From rules for small and medium enterprises to gender rights in global trade, developed nations are pushing for a stream of issues for discussion at next month’s meet of the World Trade Organization (WTO), and this may push the agriculture debate off track, India fears.
The global body’s biennial ministerial conference is due next month in Buenos Aires, Argentina. It is expected to set the discussion and norms on sectoral issues for at least two years.
While India has decided to focus on seeking a permanent solution to the issue of public food stockpiling and caps on domestic subsidies to agriculture, the developed world including Canada, the US, and the EU are pushing for non-issues to sidetrack things, senior government officials say.
Member-nations are allowed to put up proposals for discussions at Geneva-based headquarters of the WTO for discussion in the conference. "Just before the official ministerial negotiations start, this is the time which we call the silly season in Geneva," J S Deepak, India’s ambassador at the WTO, said, referring to the flurry of proposals being put up by member-nations.
However, this is worrisome because many of these proposals run counter to India's interests while also reducing the space for discussion on long-pending agricultural issues, which most of the richer economies are not willing to engage on, he added.
Small enterprises, big differences
Deepak said the move towards discussing a set of global rules for facilitating trade by SMEs would harm India's interests since there was no decision to define an SME currently at the WTO. The proposal by a group of rich nations revolves around providing trade benefits to such enterprises based on size.

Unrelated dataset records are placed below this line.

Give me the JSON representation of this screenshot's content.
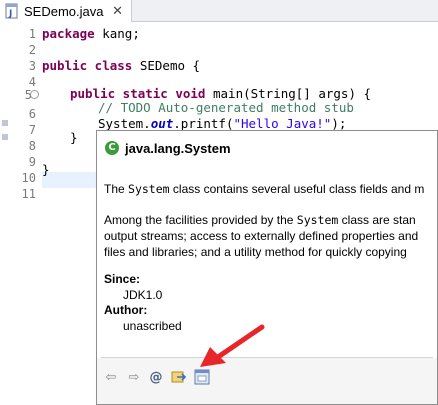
{
  "tab": {
    "label": "SEDemo.java",
    "close": "✕"
  },
  "gutter": [
    "1",
    "2",
    "3",
    "4",
    "5",
    "6",
    "7",
    "8",
    "9",
    "10",
    "11"
  ],
  "code": {
    "l1_kw": "package",
    "l1_rest": " kang;",
    "l3_kw": "public class",
    "l3_rest": " SEDemo {",
    "l5_kw": "public static void",
    "l5_rest": " main(String[] args) {",
    "l6_comment": "// TODO Auto-generated method stub",
    "l7_a": "System.",
    "l7_field": "out",
    "l7_b": ".printf(",
    "l7_str": "\"Hello Java!\"",
    "l7_c": ");",
    "l8": "}",
    "l10": "}"
  },
  "hover": {
    "class_icon": "C",
    "title": "java.lang.System",
    "p1_a": "The ",
    "p1_code": "System",
    "p1_b": " class contains several useful class fields and m",
    "p2_a": "Among the facilities provided by the ",
    "p2_code": "System",
    "p2_b": " class are stan",
    "p2_line2": "output streams; access to externally defined properties and",
    "p2_line3": "files and libraries; and a utility method for quickly copying",
    "since_label": "Since:",
    "since_value": "JDK1.0",
    "author_label": "Author:",
    "author_value": "unascribed",
    "toolbar": {
      "back": "⇦",
      "forward": "⇨",
      "attach": "@",
      "open_declaration": "open-declaration-icon",
      "show_in_javadoc_view": "javadoc-view-icon"
    }
  },
  "colors": {
    "keyword": "#7f0055",
    "comment": "#3f7f5f",
    "string": "#2a00ff",
    "field": "#0000c0",
    "annotation_arrow": "#e8262a"
  }
}
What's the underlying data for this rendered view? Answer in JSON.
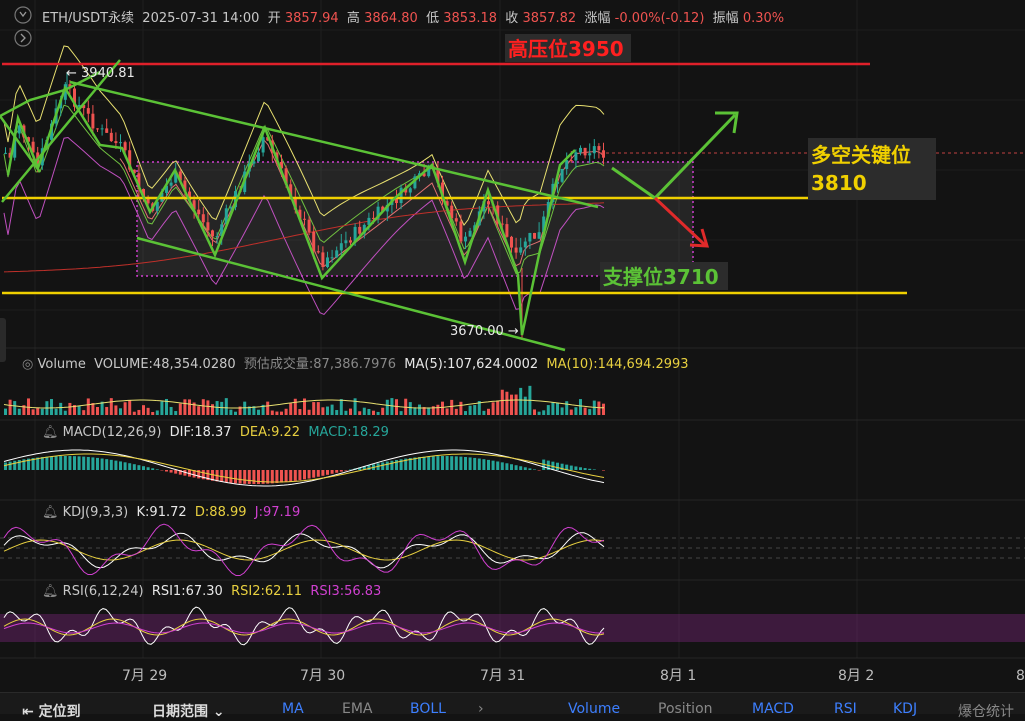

On the other hand, India and other developing nations have always argued that benefits should be based on special and differential treatment, currently allowed to such nations in global trade.
“Under the proposal, our SMEs are so small as to not be able to take advantage of any possible benefits or are too large for the WTO’s consideration,” Deepak said.
He added that with the overwhelming majority of India's manufacturing capacity resting in the SME sector, the proposal was alarming.
Non-trade issues sneaking into debate
The usually fractured opinions at the WTO have come in for a further beating this time as slow global trade growth and rising protectionist tendencies on the part of major players such as the United States have sharply divided the global community on key issues.
Last month, the WTO had broken conventional practice to call a two-day mini-ministerial meet in Morocco for agreeing on agenda details for the December conference. However, deep differences remained among member-nations, Commerce Secretary Rita Teaotia had told an industry gathering last week.
She later added that issues such as gender rights creeping into the WTO for discussion did not augur well for India. Precedents had shown that by introducing such 'non-trade' issues into the debate, dominant economies such as the United States and the European Union had been able to dictate the rules of global trade for decades to come, she added.
At the multilateral forum, these nations have also increasingly pushed for a set of global rules for e-commerce. Australia, Switzerland, and Norway have made arguments on its behalf.
“Allowing such a discussion would be akin to handing over policy space to decide on things such as our foreign direct investment norms and arbitration clauses,” said Abhijit Das, head of the Centre for WTO Studies, a government think tank for international trade.
“The idea behind the guidelines is to be the basis of any later international agreement on e-commerce, which will undoubtedly favour richer nations owing to the nature of their developed market systems and penetration by online firms in the retail space,” a senior official who is part of the negotiating team said on condition of anonymity.
Past agreements at the WTO on similar matters had pushed India back by decades, the official said, adding that the globally-bound Information Technology Agreement, under which India agreed to abolish tariffs on all forms of hardware imports, was killing the domestic electronics manufacturing industry.